"Ah! my dear lady," answered Philomène, "if we could only be rid of them!"

The rivalry between the Lebleus and the Roubauds, which had become more and more envenomed, simply arose from a question of apartments. All the first floor of the main station building, served to lodge members of the staff; and the central corridor, a regular corridor of a second-rate hotel, painted yellow, lighted from above, separated the floor in two, with lines of brown doors to right and left. Only the windows of the apartments on the right, looked on the courtyard facing the entrance, which was planted with old elms, and above these an admirable view spread out in the direction of Ingouville; while the apartments on the left, with semicircular, squatty windows, opened right on the marquee of the station, whose high slanting roof of zinc and dirty glass barred the horizon from view. Nothing could be more gay than the one side, with the constant animation in the courtyard, the verdure of the trees, the broad expanse of country; nothing more dismal than the other, where it was almost impossible to see, and where the sky was shut out as in a prison.

On the front, resided the station-master, the assistant station-master Moulin, and the Lebleus; on the back, the Roubauds and Mademoiselle Guichon, the office-keeper, without counting three rooms reserved to inspectors who made occasional visits. It was an established fact that the two assistant station-masters had always lodged side by side. If the Lebleus were there, it was due to an act of politeness on the part of the gentleman who had been succeeded by Roubaud, and who, being a widower without children, had thought proper to show Madame Lebleu the courtesy of giving up his apartments to her. But should not this lodging have gone to the Roubauds? Was it fair to relegate them to the back of the building, when they had the right to be on the front? So long as the two households had lived in harmony, Séverine had given way to her neighbour, her senior by twenty years, who, moreover, was in bad health, being so stout that she was constantly troubled with fits of choking. War had only been declared, since the day Philomène set the two women at variance, by her abominable tongue.

"You know," resumed the latter, "that they are quite capable of having taken advantage of their trip to Paris, to ask for your ejectment. I am told that they have written a long letter to the manager, setting forth their claim."

Madame Lebleu was suffocating.

"The wretches!" she exclaimed. "And I am sure they have been doing their best to get the office-keeper on their side. For the past fortnight she has hardly greeted me. There is another one who is no better than she should be! But I'm watching her."

She lowered her voice to say that Mademoiselle Guichon must be carrying on an intrigue with the station-master. Their doors faced one another. It was M. Dabadie, a widower, and the father of a grown-up daughter still at school, who had brought this thirty-year-old blonde to the station. Already faded, she was silent, slim, and supple as a serpent. She must have been a sort of governess. And it was impossible to catch her, so noiselessly did she glide along through the narrowest apertures.
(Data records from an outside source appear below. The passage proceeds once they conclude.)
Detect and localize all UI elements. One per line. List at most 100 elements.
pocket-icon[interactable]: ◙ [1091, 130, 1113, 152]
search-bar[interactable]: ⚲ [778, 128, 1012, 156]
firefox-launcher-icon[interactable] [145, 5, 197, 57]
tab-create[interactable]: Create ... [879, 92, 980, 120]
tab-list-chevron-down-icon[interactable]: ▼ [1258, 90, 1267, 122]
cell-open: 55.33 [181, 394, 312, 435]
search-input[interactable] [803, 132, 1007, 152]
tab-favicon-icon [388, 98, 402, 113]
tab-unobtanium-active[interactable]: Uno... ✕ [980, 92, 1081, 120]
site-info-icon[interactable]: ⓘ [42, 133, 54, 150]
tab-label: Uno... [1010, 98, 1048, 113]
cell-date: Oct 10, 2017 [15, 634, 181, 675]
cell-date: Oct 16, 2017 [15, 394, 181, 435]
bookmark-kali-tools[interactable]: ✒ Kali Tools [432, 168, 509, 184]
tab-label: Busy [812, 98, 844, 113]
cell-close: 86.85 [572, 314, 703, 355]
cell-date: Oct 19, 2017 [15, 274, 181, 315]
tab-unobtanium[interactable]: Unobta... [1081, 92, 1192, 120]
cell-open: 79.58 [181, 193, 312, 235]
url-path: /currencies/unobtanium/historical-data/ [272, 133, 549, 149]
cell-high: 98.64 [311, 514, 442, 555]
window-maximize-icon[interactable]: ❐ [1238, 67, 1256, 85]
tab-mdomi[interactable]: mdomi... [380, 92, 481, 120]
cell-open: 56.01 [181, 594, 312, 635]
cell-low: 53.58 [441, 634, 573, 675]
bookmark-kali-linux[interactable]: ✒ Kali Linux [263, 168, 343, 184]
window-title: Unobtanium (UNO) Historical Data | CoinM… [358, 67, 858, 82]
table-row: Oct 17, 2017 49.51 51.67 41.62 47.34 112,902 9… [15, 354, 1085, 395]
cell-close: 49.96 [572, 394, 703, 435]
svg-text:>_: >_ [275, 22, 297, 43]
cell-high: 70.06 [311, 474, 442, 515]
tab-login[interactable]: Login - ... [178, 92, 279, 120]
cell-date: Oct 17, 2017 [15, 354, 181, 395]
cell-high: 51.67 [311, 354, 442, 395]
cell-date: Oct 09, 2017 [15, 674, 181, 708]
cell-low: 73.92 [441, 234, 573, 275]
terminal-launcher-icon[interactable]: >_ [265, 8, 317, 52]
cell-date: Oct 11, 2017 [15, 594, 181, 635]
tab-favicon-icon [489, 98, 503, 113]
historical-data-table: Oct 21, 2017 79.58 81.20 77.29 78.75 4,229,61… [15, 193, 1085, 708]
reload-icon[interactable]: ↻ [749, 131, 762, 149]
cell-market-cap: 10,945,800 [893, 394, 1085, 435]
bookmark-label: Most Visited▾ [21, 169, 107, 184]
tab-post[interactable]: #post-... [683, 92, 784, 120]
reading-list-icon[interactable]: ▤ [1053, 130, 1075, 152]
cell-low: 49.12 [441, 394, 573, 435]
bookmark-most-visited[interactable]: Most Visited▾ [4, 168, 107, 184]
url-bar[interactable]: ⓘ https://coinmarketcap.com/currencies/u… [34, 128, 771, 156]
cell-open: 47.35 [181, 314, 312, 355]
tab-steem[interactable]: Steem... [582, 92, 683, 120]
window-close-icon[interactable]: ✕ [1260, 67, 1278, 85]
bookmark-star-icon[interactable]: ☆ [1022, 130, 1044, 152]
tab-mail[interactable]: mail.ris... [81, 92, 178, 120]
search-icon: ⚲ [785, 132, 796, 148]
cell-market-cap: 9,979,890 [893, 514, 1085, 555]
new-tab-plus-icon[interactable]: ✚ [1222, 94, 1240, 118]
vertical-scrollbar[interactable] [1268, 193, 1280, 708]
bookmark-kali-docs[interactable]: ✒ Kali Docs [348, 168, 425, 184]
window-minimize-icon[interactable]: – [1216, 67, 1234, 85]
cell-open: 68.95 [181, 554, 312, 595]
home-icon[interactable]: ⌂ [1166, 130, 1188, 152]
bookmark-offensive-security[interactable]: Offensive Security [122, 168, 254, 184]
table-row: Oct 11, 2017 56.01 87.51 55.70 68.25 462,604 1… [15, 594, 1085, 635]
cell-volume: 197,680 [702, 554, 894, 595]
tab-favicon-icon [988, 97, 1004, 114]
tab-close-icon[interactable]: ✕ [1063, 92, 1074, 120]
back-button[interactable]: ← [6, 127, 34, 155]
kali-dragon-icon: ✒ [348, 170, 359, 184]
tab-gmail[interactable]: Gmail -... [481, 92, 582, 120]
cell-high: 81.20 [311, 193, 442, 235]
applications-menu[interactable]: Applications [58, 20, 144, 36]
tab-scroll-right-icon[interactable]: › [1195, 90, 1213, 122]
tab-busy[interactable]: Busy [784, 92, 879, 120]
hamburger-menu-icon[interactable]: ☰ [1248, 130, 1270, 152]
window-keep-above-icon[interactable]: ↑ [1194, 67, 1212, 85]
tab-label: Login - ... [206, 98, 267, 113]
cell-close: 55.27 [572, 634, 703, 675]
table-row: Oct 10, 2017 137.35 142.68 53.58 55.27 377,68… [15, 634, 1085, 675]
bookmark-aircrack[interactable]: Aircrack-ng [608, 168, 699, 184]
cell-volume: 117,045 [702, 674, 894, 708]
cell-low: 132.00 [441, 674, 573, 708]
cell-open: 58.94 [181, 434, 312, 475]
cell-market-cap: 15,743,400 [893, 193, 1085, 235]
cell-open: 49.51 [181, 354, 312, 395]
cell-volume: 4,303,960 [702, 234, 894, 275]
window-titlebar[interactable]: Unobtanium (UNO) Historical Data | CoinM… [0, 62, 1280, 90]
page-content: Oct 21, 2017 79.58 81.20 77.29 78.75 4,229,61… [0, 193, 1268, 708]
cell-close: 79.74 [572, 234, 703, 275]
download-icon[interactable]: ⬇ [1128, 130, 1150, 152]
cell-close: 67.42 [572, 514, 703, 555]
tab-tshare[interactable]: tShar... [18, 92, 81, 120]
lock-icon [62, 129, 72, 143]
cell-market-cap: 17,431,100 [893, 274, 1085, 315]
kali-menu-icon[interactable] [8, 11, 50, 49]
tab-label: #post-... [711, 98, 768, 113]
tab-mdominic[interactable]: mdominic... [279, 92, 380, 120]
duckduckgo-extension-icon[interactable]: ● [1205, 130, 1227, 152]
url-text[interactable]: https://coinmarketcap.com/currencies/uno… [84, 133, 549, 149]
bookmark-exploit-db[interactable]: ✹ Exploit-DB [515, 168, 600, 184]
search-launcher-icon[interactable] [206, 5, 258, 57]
"Oh! I shall succeed in finding it out," continued Madame Lebleu. "I will not be ridden down. We are here, and here we remain. All worthy people are on our side. Is it not so, my dear?"

Indeed, all the station was impassioned with this battle of the lodgings. The corridor, particularly, was torn asunder by it. It was only the assistant station-master Moulin, satisfied at being on the front, who did not take much interest in the matter. He was married to a little, timid, delicate woman, whom nobody ever saw, but who presented him with a baby every twenty months.

"Anyhow," concluded Philomène, "if they are tottering on their pedestals, this shock will not bring them down. Be on your guard, for they know someone of great influence."